Berlin : Rheinsberg: Die Nacht der Künste wird lang

Claus-Dieter Steyer

In den späten Abend- oder sogar Nachtstunden durch ein großes Schloss streifen und auf Geistersuche gehen? Am kommenden Sonnabend bietet sich so eine seltene Gelegenheit im schönen Rheinsberg. Zur 4. "Langen Nacht der Künste" stehen nicht nur die großen Schlosstore bis Mitternacht offen, sondern auch die Türen des Marstalls, des Schlosstheaters, der St. Laurentiuskirche, der Kurt-Tucholsky-Gedenkstätte und anderer Kulturstätten. 20 Veranstaltungen hat der Kunst- und Kulturverein der Stadt für die Zeit zwischen 17 und 24 Uhr vorbereitet. Die Erlöse des Kartenverkaufs - ein Sammelbillett kostet 18 Mark, ermäßigt 12 Mark - dienen der Aufstellung von Informationstafeln im Boberow-Park.

Aus der Fülle des Programms ragen unter anderem das Konzert der Preisträger des Wettbewerbs "Jugend komponiert" um 17.30 Uhr im Schlosstheater, ein Filmgespräch mit dem künstlerischen Leiter der Kammeroper, Professor Siegfried Matthus, über Felsenstein-Inszenierungen um 20 Uhr am gleichen Ort sowie eine Lesung von Thomas Brussig aus seinem Erfolgsbuch "Am kürzeren Ende der Sonnenallee" um 19 Uhr in der Tucholsky-Buchhandlung in der Schloss-Straße heraus. Speziell für Kinder tritt das Figurentheater Karotte mit dem Stück "Die kleine Peperonika" ab 18.30 Uhr im Marstall auf.

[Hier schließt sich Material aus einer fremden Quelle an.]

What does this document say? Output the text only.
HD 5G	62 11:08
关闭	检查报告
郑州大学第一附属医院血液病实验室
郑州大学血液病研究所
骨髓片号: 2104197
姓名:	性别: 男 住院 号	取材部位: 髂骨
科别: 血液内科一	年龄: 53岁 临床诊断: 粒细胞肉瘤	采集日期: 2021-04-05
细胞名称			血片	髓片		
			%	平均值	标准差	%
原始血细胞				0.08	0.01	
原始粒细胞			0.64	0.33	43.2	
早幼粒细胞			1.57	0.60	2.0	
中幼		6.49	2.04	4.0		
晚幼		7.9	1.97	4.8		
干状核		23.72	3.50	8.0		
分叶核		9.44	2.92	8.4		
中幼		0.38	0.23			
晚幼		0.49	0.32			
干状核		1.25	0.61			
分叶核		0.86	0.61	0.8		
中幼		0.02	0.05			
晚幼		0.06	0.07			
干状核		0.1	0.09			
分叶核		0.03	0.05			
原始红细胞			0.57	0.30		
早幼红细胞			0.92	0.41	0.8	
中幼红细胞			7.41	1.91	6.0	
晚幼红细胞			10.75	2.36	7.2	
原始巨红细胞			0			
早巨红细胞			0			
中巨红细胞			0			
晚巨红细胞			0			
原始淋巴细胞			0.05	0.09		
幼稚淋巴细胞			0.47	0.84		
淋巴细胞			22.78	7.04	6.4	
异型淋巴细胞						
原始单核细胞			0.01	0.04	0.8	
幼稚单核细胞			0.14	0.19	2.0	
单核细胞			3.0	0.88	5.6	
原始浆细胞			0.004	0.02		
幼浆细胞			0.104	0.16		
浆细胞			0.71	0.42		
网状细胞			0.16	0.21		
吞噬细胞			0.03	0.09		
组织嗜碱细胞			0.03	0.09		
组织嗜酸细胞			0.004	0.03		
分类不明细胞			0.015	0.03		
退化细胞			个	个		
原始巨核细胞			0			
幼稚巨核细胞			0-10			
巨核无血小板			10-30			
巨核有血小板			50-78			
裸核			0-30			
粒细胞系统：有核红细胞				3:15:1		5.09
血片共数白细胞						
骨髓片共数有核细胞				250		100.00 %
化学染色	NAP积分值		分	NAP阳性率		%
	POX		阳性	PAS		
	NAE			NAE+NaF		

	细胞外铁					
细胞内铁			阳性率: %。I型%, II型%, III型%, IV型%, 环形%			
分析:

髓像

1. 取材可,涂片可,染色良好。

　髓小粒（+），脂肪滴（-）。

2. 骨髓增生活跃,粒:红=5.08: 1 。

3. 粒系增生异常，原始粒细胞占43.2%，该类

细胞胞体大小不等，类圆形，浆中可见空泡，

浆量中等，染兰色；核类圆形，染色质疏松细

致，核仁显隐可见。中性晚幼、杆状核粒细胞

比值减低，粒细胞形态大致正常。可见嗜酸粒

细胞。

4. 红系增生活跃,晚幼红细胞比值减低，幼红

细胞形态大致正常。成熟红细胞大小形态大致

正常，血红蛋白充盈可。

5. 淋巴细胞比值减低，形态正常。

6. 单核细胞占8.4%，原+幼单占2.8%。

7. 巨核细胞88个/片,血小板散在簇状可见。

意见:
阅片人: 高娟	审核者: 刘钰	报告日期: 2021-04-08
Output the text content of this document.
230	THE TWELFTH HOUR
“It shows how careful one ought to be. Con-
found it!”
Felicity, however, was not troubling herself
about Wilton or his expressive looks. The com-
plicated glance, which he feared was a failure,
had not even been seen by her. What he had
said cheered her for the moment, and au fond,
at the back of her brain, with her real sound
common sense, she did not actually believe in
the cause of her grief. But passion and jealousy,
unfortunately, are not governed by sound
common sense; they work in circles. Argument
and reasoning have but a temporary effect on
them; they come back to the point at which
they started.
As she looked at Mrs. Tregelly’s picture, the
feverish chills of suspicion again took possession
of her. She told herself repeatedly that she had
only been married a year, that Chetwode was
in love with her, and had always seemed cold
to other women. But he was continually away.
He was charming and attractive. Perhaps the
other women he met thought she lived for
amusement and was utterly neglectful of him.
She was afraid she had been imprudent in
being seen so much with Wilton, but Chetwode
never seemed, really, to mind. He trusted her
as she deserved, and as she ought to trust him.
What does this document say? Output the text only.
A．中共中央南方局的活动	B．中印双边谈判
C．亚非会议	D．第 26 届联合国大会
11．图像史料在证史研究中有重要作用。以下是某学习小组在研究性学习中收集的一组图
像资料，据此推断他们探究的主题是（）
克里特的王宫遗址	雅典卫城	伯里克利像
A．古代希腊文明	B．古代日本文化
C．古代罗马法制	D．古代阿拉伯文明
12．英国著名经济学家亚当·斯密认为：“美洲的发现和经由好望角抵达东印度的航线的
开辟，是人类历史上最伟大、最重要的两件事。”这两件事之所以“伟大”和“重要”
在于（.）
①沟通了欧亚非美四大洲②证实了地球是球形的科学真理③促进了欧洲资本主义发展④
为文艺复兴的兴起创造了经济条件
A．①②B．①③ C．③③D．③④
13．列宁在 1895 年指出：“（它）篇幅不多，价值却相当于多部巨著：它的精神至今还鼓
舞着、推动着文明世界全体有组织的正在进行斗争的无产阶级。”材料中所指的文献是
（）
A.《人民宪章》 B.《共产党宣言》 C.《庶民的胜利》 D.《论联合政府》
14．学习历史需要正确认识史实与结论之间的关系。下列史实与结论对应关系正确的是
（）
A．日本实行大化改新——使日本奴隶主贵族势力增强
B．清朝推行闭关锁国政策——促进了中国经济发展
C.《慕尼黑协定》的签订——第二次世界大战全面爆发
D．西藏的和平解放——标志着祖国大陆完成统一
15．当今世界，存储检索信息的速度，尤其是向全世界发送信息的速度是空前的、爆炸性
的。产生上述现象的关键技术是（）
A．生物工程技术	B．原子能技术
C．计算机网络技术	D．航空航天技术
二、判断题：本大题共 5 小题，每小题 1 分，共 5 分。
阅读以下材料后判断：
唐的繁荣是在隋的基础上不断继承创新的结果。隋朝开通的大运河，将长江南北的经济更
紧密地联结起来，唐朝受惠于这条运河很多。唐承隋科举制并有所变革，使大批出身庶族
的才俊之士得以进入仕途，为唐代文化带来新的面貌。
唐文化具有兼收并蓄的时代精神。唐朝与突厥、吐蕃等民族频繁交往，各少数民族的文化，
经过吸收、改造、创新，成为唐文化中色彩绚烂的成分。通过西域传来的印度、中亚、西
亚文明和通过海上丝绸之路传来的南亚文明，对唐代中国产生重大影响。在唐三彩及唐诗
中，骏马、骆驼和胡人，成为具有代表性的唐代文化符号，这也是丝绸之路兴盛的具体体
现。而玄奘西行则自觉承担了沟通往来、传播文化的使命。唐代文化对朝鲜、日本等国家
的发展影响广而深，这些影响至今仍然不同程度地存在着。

Zum Abschluss um 23 Uhr bieten Solisten der Kammeroper ein Konzert im Schlosstheater.

Im Schloss selbst erhalten die Besucher ganz ungewöhnliche Einblicke in die Geschichte des Hauses. Denn einige der ab 17 Uhr stündlich stattfindenden Führungen übernehmen die Restauratoren der Sommerwohnung des Prinzen Heinrich. 2002, wenn sich der Todestag des letzten königlichen Schlossbewohners zum 200. Mal jährt, sollen sich die Gemächer wieder im alten Glanz zeigen. Schon ein Jahr nach dem Tod des Prinzen waren die ersten Gemälde, Vasen und Möbelstücke versteigert worden. Danach standen die Zimmer lange leer. Doch die entscheidende Veränderung erfuhren das Schloss und damit auch die Sommerwohnung durch die Nutzung als Diabetiker-Sanatorium zu DDR-Zeiten.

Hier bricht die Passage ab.